The mainstream media certainly doesn’t help. They will be the first to announce any bad financial news while ignoring years of steady gains. Central bankers also have a place in this Hall of Shame, with Andrew Bailey leading the way with spurious predictions of the worst recession in a century. If we are not actually going through a crisis, we seem to be permanently predicting the timing and severity of the next one. Despite the lugubrious Gordon Brown claiming to have ended the boom and bust of the business cycle, it is a fact that stock markets go through ups and downs. Some people try to time these moves, usually with little success. Smarter people drip-feed their savings into the market on a monthly basis, buying fewer shares if prices rise and more if they are in a dip.

One of the worst examples of people abdicating responsibility for their financial affairs can be found in the world of pension funds. Some will say that they recognize the need for stock market exposure but they leave the decisions to their pension fund managers. Have you checked lately? In recent years the exposure of pension funds to UK equities has plummeted from above 50% to just 4%. Exposure to stocks and shares anywhere in the world has fallen from over 60% to just 19%. And what have they replaced these ‘risky’ shares with?  Yes, those safe haven assets known as government bonds. That’ll be the same safe assets that caused the collapse of Silicon Valley Bank among others and that caused the Federal Reserve itself to announce its first loss since 1915.

A quick reminder of how the game works. When inflation was benign the yield on bonds declined to almost zero, in some cases actually going negative. As the central banks raise interest rates to counter the inflation they caused during Banana Syndrome, new bonds are issued at ever increasing yields. This makes the old, low yielding bonds worth a lot less so the value of assets on the banks’ balance sheet plummet causing losses and triggering bank runs. The same thing has almost certainly happened in your pension fund, but because there is no such thing as a ‘pension run’ the losses can only be found in the small print of your fund manager’s annual report.

The good news is that pension managers have used some of the liquidity to increase their allocation to alternatives including private equity. A combination of mergers and acquisitions and migration to foreign stock markets has reduced the number of companies on the UK market from over 3,000 to less than 2,000. In parallel with this decline is a rise in the number of companies staying private for longer, creating significant wealth creation opportunities if you can find a way of accessing them. Pension funds do this by acquiring shares in listed private equity funds, while we offer our members direct access to buying shares in carefully selected growth companies.

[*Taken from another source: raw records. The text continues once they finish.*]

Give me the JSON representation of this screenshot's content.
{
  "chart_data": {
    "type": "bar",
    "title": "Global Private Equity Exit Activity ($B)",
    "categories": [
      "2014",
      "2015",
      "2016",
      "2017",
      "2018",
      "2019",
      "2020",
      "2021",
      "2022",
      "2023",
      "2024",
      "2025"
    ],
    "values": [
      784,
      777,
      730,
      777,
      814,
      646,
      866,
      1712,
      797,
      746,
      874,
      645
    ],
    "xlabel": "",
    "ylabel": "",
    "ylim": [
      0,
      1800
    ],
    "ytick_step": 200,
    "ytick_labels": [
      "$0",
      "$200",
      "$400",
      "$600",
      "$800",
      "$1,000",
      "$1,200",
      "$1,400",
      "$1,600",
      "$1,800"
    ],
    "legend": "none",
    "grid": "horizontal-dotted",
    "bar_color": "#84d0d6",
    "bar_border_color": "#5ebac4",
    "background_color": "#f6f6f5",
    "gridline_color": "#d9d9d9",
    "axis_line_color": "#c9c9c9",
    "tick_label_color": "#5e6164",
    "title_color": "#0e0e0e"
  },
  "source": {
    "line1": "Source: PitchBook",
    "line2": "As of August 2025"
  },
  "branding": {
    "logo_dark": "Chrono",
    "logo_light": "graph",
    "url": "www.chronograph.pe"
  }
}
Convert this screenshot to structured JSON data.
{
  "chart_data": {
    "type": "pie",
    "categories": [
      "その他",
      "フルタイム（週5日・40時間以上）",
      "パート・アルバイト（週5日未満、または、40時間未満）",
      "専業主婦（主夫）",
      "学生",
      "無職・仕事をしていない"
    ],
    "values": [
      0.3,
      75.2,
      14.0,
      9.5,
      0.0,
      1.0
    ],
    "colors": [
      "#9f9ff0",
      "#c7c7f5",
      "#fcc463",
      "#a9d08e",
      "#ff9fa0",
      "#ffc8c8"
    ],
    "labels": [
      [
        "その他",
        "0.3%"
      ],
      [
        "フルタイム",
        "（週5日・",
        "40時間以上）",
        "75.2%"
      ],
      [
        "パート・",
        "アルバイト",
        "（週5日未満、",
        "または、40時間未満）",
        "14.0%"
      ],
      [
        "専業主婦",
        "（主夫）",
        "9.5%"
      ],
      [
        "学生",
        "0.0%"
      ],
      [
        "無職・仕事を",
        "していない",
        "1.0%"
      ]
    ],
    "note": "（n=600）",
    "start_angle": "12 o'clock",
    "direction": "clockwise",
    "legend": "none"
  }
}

The danger on the horizon is that the government wants to access the £545 billion now sitting in defined contribution pensions. The idea is to get fund managers to increase their allocation to long term, private equity projects that are currently struggling for funding. In principle this could be a good idea as we certainly see more value now being created in private unlisted companies than we’re seeing on the stock market. However, when you look at the kind of projects that politicians like to approve their track record should raise some red flags. White elephants like HS2 are never going to give a positive return to investors. Net zero needs massive infrastructure spending on everything from wind farms to EV chargers and at present they seem to be leaving it to the private sector to make these investments viable. How long would a private investor have to wait for a return on investments like these?

Pension superfunds do not have a great track record in America, mainly because the trustees are not entrepreneurs and cannot separate the Googles and Amazons from the Myspaces and Pets.coms of this world. My suggestion? Make sure you are drip feeding funds into the stock market through tax wrapped ISAs and SIPPs before putting too much into private equity. Our model portfolio allocates 15% to private equity if you already have funds in the public markets. There’s a century of data to suggest that you need exposure to stock and shares. As with most things in life, make sure you are in the 5% and not the 95%.